NBA Asks FG to Retrace Its Steps Over Onnoghen’s Prosecution
The Nigeria Bar Association (NBA) has called on the federal government to retrace its steps over the trial of Walter Onnoghen, chief justice of Nigeria (CJN).
The association, in a statement signed by Paul Usoro, its president, said dues process must be followed and rule of law upheld.
The Code of Conduct Tribunal (CCT) had filed a six-count charge of false assets declaration against Onnoghen after a petition by the Anti-Corruption and Research Based Data Initiative (ARDI).
“Ahead of the scheduled resumption of proceedings at the Code of Conduct Tribunal (“CCT”) tomorrow, 22 January 2019, the Nigerian Bar Association again calls on the Executive Branch of the Federal Government of Nigeria (“FGN”) to discontinue forthwith the prosecution of the Chief Justice of Nigeria (“CJN”), Honorable Mr. Justice Walter S N Onnoghen, GCON before the CCT,” the statement read.
“Now that it is obvious that the immediate goal of the Executive is to remove the CJN from office, we urge the Government to follow due process in attaining that goal,” the statement read.
“Due process is not followed when the Executive Branch of the FGN files an Interlocutory Motion before the Code of Conduct Tribunalfor the removal of the CJN. Such an application disparages, and assaults due process as enshrined in Section 292(1)(a)(i) of the Constitution of the Federal Republic of Nigeria, 1999 (as amended) (“the Constitution”).
“The Constitution leaves no room howsoever for the removal of the CJN from office, whether on a temporary or permanent basis, other than through the process afore-quoted.
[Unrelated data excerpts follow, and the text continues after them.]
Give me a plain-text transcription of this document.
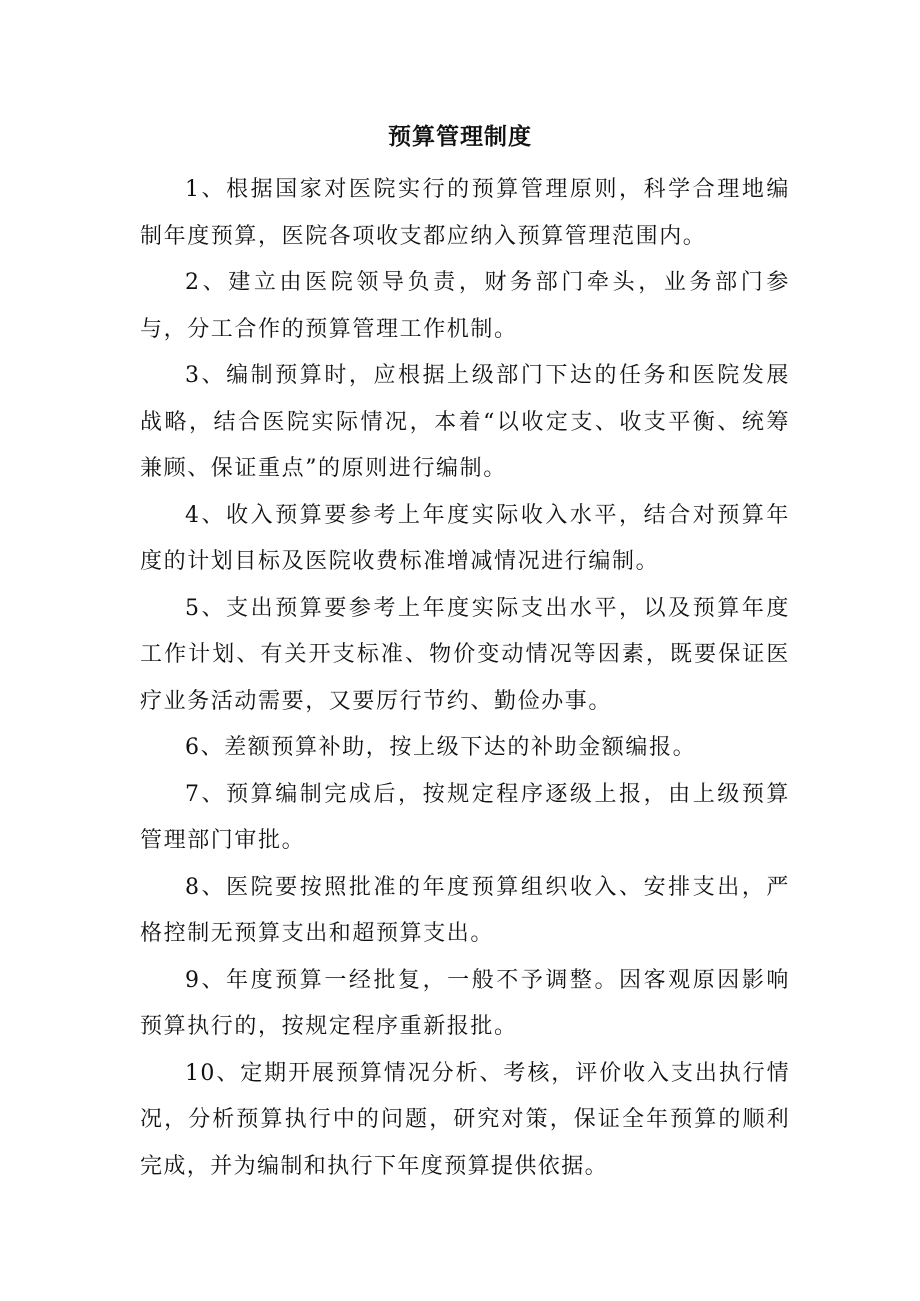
预算管理制度

1、根据国家对医院实行的预算管理原则，科学合理地编制年度预算，医院各项收支都应纳入预算管理范围内。

2、建立由医院领导负责，财务部门牵头，业务部门参与，分工合作的预算管理工作机制。

3、编制预算时，应根据上级部门下达的任务和医院发展战略，结合医院实际情况，本着“以收定支、收支平衡、统筹兼顾、保证重点”的原则进行编制。

4、收入预算要参考上年度实际收入水平，结合对预算年度的计划目标及医院收费标准增减情况进行编制。

5、支出预算要参考上年度实际支出水平，以及预算年度工作计划、有关开支标准、物价变动情况等因素，既要保证医疗业务活动需要，又要厉行节约、勤俭办事。

6、差额预算补助，按上级下达的补助金额编报。

7、预算编制完成后，按规定程序逐级上报，由上级预算管理部门审批。

8、医院要按照批准的年度预算组织收入、安排支出，严格控制无预算支出和超预算支出。

9、年度预算一经批复，一般不予调整。因客观原因影响预算执行的，按规定程序重新报批。

10、定期开展预算情况分析、考核，评价收入支出执行情况，分析预算执行中的问题，研究对策，保证全年预算的顺利完成，并为编制和执行下年度预算提供依据。
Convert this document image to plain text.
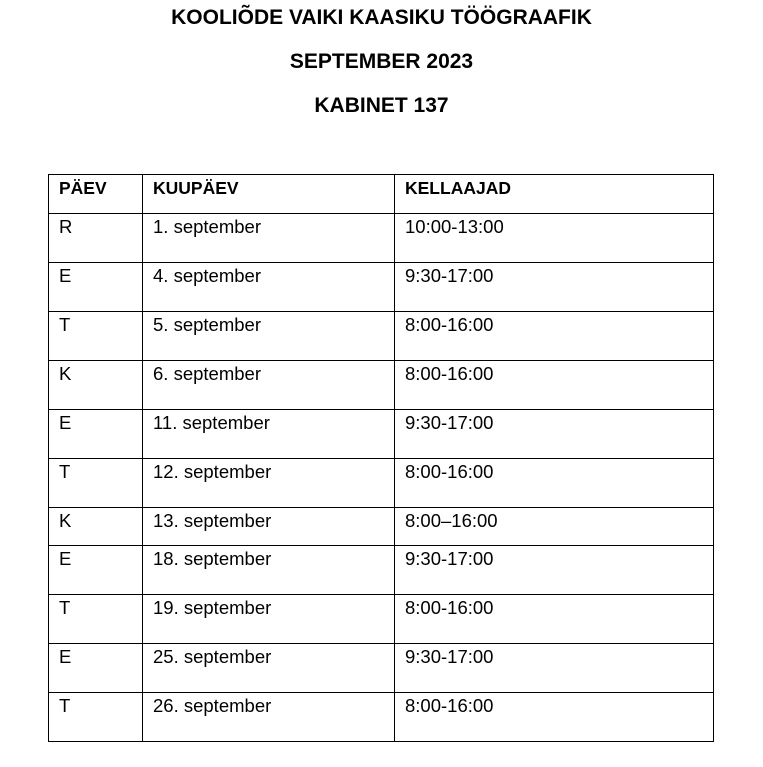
KOOLIÕDE VAIKI KAASIKU TÖÖGRAAFIK
SEPTEMBER 2023
KABINET 137
PÄEV	KUUPÄEV	KELLAAJAD
R	1. september	10:00-13:00
E	4. september	9:30-17:00
T	5. september	8:00-16:00
K	6. september	8:00-16:00
E	11. september	9:30-17:00
T	12. september	8:00-16:00
K	13. september	8:00–16:00
E	18. september	9:30-17:00
T	19. september	8:00-16:00
E	25. september	9:30-17:00
T	26. september	8:00-16:00
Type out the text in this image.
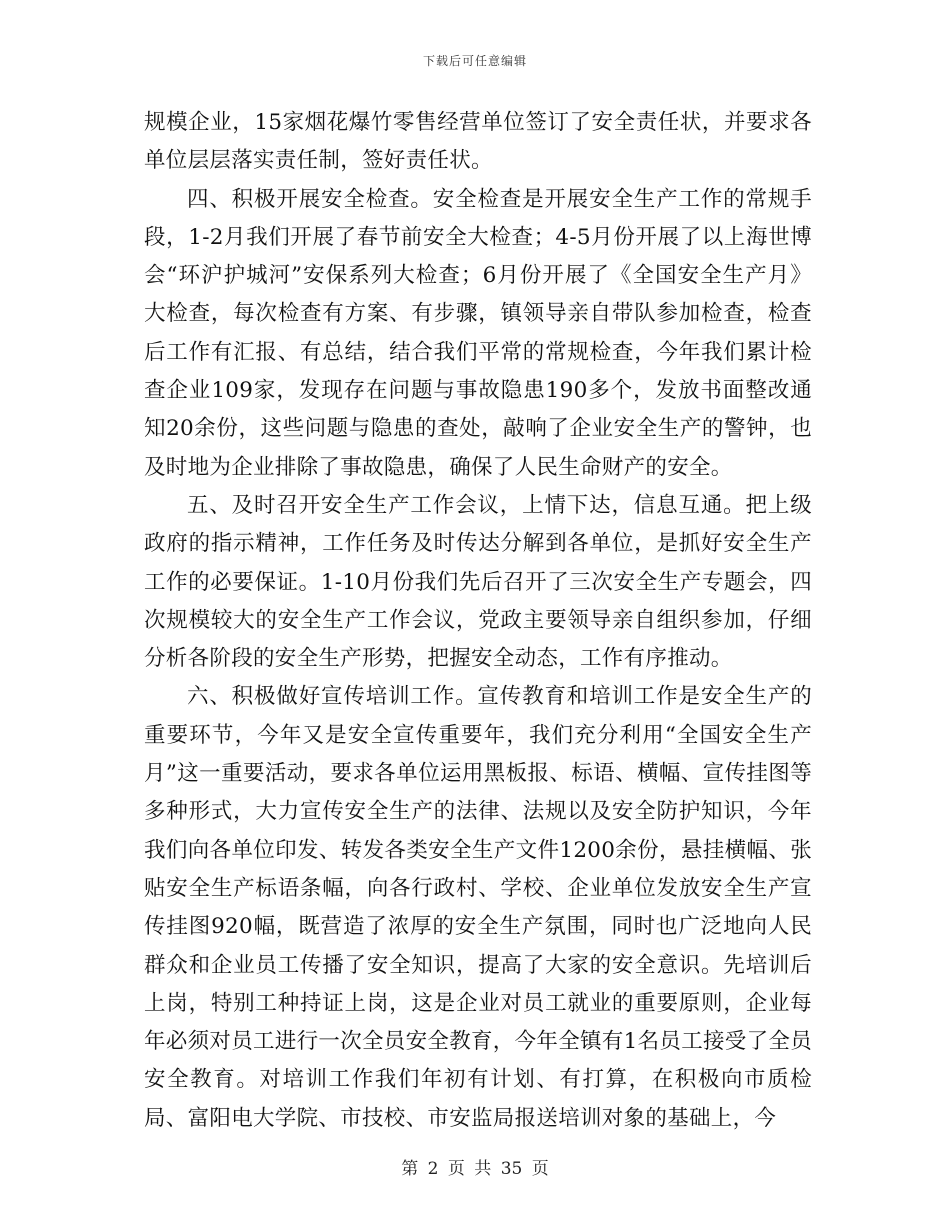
下载后可任意编辑

规模企业，15家烟花爆竹零售经营单位签订了安全责任状，并要求各单位层层落实责任制，签好责任状。

四、积极开展安全检查。安全检查是开展安全生产工作的常规手段，1-2月我们开展了春节前安全大检查；4-5月份开展了以上海世博会“环沪护城河”安保系列大检查；6月份开展了《全国安全生产月》大检查，每次检查有方案、有步骤，镇领导亲自带队参加检查，检查后工作有汇报、有总结，结合我们平常的常规检查，今年我们累计检查企业109家，发现存在问题与事故隐患190多个，发放书面整改通知20余份，这些问题与隐患的查处，敲响了企业安全生产的警钟，也及时地为企业排除了事故隐患，确保了人民生命财产的安全。

五、及时召开安全生产工作会议，上情下达，信息互通。把上级政府的指示精神，工作任务及时传达分解到各单位，是抓好安全生产工作的必要保证。1-10月份我们先后召开了三次安全生产专题会，四次规模较大的安全生产工作会议，党政主要领导亲自组织参加，仔细分析各阶段的安全生产形势，把握安全动态，工作有序推动。

六、积极做好宣传培训工作。宣传教育和培训工作是安全生产的重要环节，今年又是安全宣传重要年，我们充分利用“全国安全生产月”这一重要活动，要求各单位运用黑板报、标语、横幅、宣传挂图等多种形式，大力宣传安全生产的法律、法规以及安全防护知识，今年我们向各单位印发、转发各类安全生产文件1200余份，悬挂横幅、张贴安全生产标语条幅，向各行政村、学校、企业单位发放安全生产宣传挂图920幅，既营造了浓厚的安全生产氛围，同时也广泛地向人民群众和企业员工传播了安全知识，提高了大家的安全意识。先培训后上岗，特别工种持证上岗，这是企业对员工就业的重要原则，企业每年必须对员工进行一次全员安全教育，今年全镇有1名员工接受了全员安全教育。对培训工作我们年初有计划、有打算，在积极向市质检局、富阳电大学院、市技校、市安监局报送培训对象的基础上，今

第 2 页 共 35 页
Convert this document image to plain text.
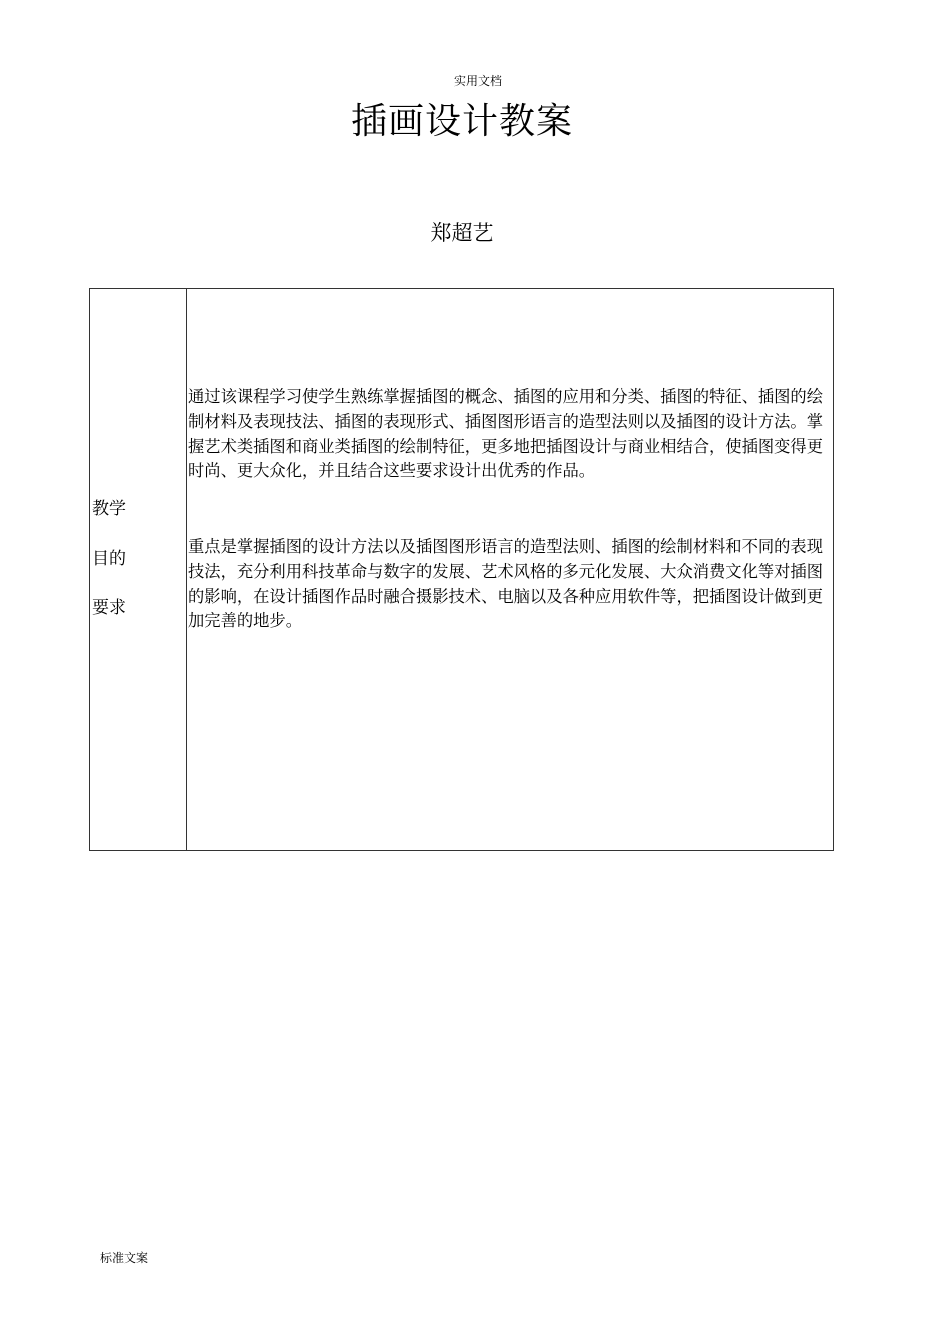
实用文档
插画设计教案
郑超艺
教学
目的
要求

通过该课程学习使学生熟练掌握插图的概念、插图的应用和分类、插图的特征、插图的绘制材料及表现技法、插图的表现形式、插图图形语言的造型法则以及插图的设计方法。掌握艺术类插图和商业类插图的绘制特征，更多地把插图设计与商业相结合，使插图变得更时尚、更大众化，并且结合这些要求设计出优秀的作品。

重点是掌握插图的设计方法以及插图图形语言的造型法则、插图的绘制材料和不同的表现技法，充分利用科技革命与数字的发展、艺术风格的多元化发展、大众消费文化等对插图的影响，在设计插图作品时融合摄影技术、电脑以及各种应用软件等，把插图设计做到更加完善的地步。

标准文案
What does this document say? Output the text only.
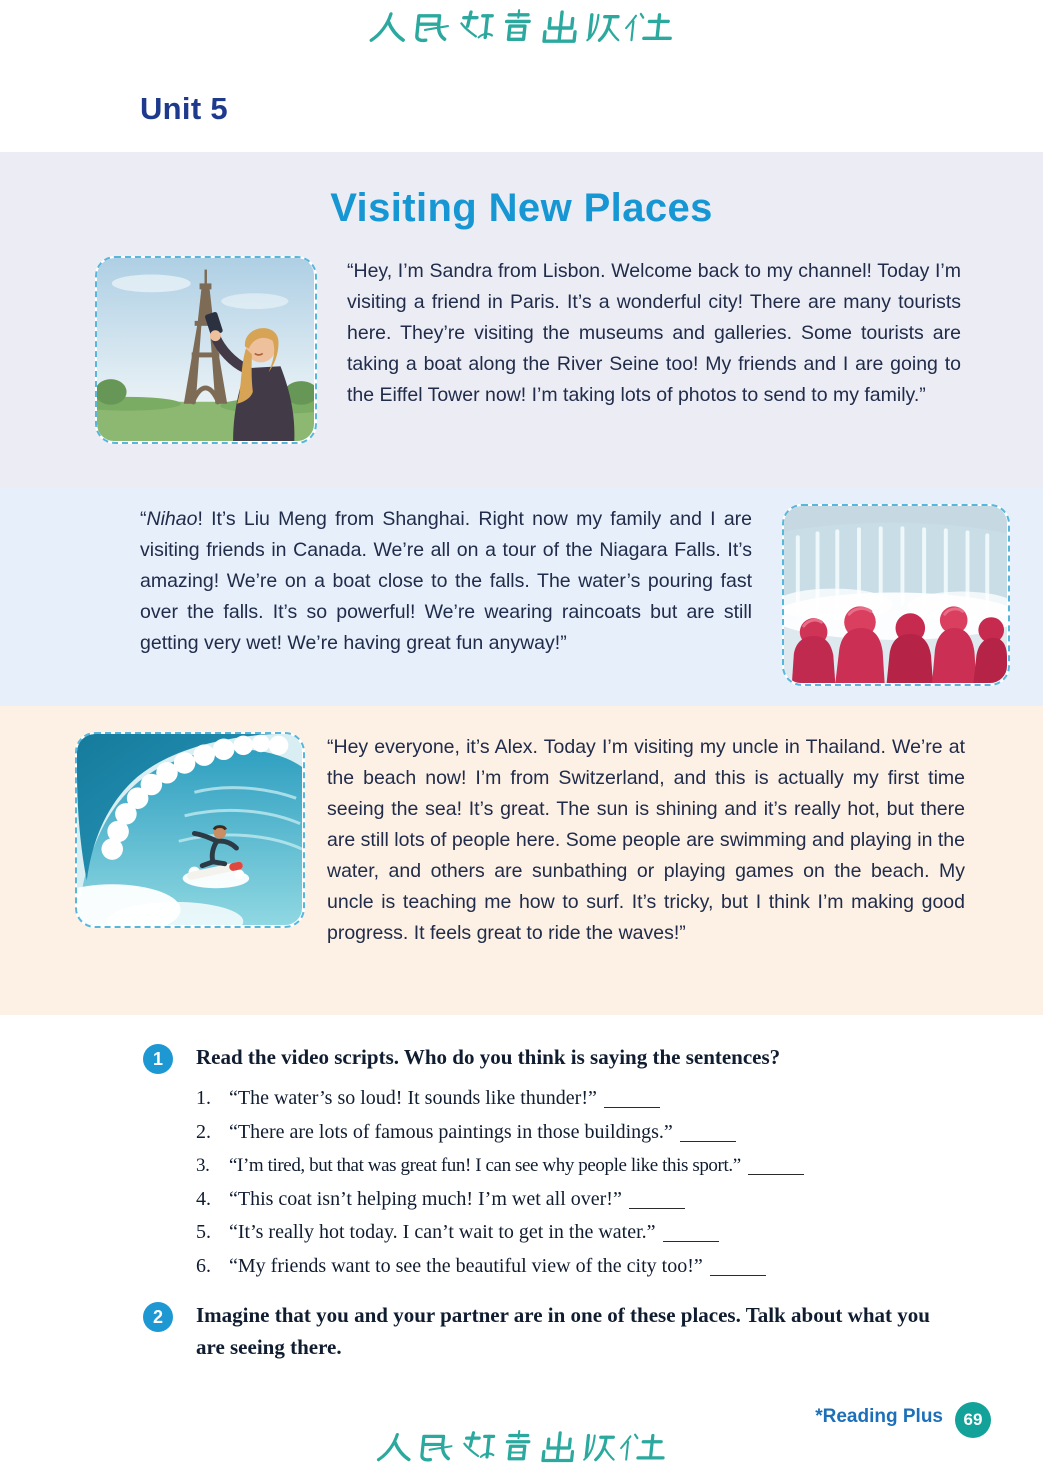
Unit 5
Visiting New Places
“Hey, I’m Sandra from Lisbon. Welcome back to my channel! Today I’m visiting a friend in Paris. It’s a wonderful city! There are many tourists here. They’re visiting the museums and galleries. Some tourists are taking a boat along the River Seine too! My friends and I are going to the Eiffel Tower now! I’m taking lots of photos to send to my family.”
“Nihao! It’s Liu Meng from Shanghai. Right now my family and I are visiting friends in Canada. We’re all on a tour of the Niagara Falls. It’s amazing! We’re on a boat close to the falls. The water’s pouring fast over the falls. It’s so powerful! We’re wearing raincoats but are still getting very wet! We’re having great fun anyway!”
“Hey everyone, it’s Alex. Today I’m visiting my uncle in Thailand. We’re at the beach now! I’m from Switzerland, and this is actually my first time seeing the sea! It’s great. The sun is shining and it’s really hot, but there are still lots of people here. Some people are swimming and playing in the water, and others are sunbathing or playing games on the beach. My uncle is teaching me how to surf. It’s tricky, but I think I’m making good progress. It feels great to ride the waves!”
1	Read the video scripts. Who do you think is saying the sentences?
1. “The water’s so loud! It sounds like thunder!”
2. “There are lots of famous paintings in those buildings.”
3. “I’m tired, but that was great fun! I can see why people like this sport.”
4. “This coat isn’t helping much! I’m wet all over!”
5. “It’s really hot today. I can’t wait to get in the water.”
6. “My friends want to see the beautiful view of the city too!”
2	Imagine that you and your partner are in one of these places. Talk about what you are seeing there.
*Reading Plus	69
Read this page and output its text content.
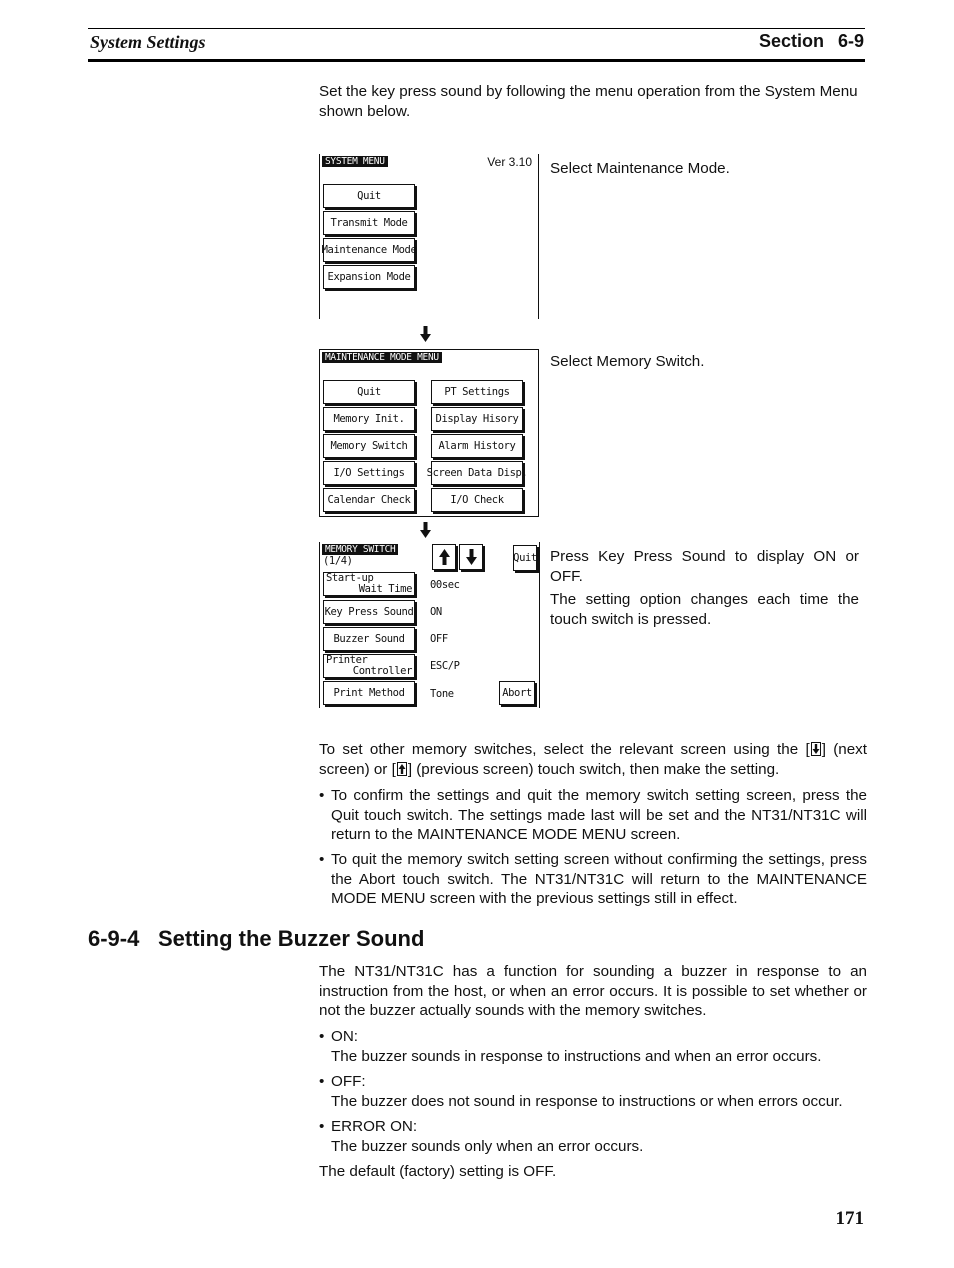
System Settings	Section 6-9
Set the key press sound by following the menu operation from the System Menu shown below.
SYSTEM MENU	Ver 3.10
Quit
Transmit Mode
Maintenance Mode
Expansion Mode
Select Maintenance Mode.
MAINTENANCE MODE MENU
Quit
Memory Init.
Memory Switch
I/O Settings
Calendar Check
PT Settings
Display Hisory
Alarm History
Screen Data Disp.
I/O Check
Select Memory Switch.
MEMORY SWITCH
(1/4)	Quit
Start-up
Wait Time 00sec
Key Press Sound ON
Buzzer Sound	OFF
Printer
Controller ESC/P
Print Method	Tone	Abort
Press Key Press Sound to display ON or OFF.
The setting option changes each time the touch switch is pressed.
To set other memory switches, select the relevant screen using the [ ] (next screen) or [ ] (previous screen) touch switch, then make the setting.
• To confirm the settings and quit the memory switch setting screen, press the Quit touch switch. The settings made last will be set and the NT31/NT31C will return to the MAINTENANCE MODE MENU screen.
• To quit the memory switch setting screen without confirming the settings, press the Abort touch switch. The NT31/NT31C will return to the MAINTENANCE MODE MENU screen with the previous settings still in effect.
6-9-4 Setting the Buzzer Sound
The NT31/NT31C has a function for sounding a buzzer in response to an instruction from the host, or when an error occurs. It is possible to set whether or not the buzzer actually sounds with the memory switches.
• ON:
The buzzer sounds in response to instructions and when an error occurs.
• OFF:
The buzzer does not sound in response to instructions or when errors occur.
• ERROR ON:
The buzzer sounds only when an error occurs.
The default (factory) setting is OFF.
171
Being a country governed by laws, the FGN owes us a duty to comply strictly with these provisions of the Constitution for the removal of the CJN. We therefore urge the Executive Branch of the Federal Government to please retrace its steps and discontinue the entire proceedings before the CCT forthwith and follow the constitutional procedure afore-stipulated.”
NBA said it still stands by its previous statement that established judicial precedents dictate that the allegations must be referred to and handled by the National Judicial Council (NJC) and it is only after the NJC’s pronouncement thereon against the CJN can the federal government prosecuting agencies proceed against him before any tribunal or court of law.
The lawyers said the trial constitutes an assault on due process and destroys the justice sector.
The Body of Senior Advocates of Nigeria (BOSAN) had called for respect of the constitution, separation of powers and the proper administration of justice.
Although the national industrial court in Abuja had given an order restraining the arrest of Onnoghen, the government had asked that his accounts be frozen.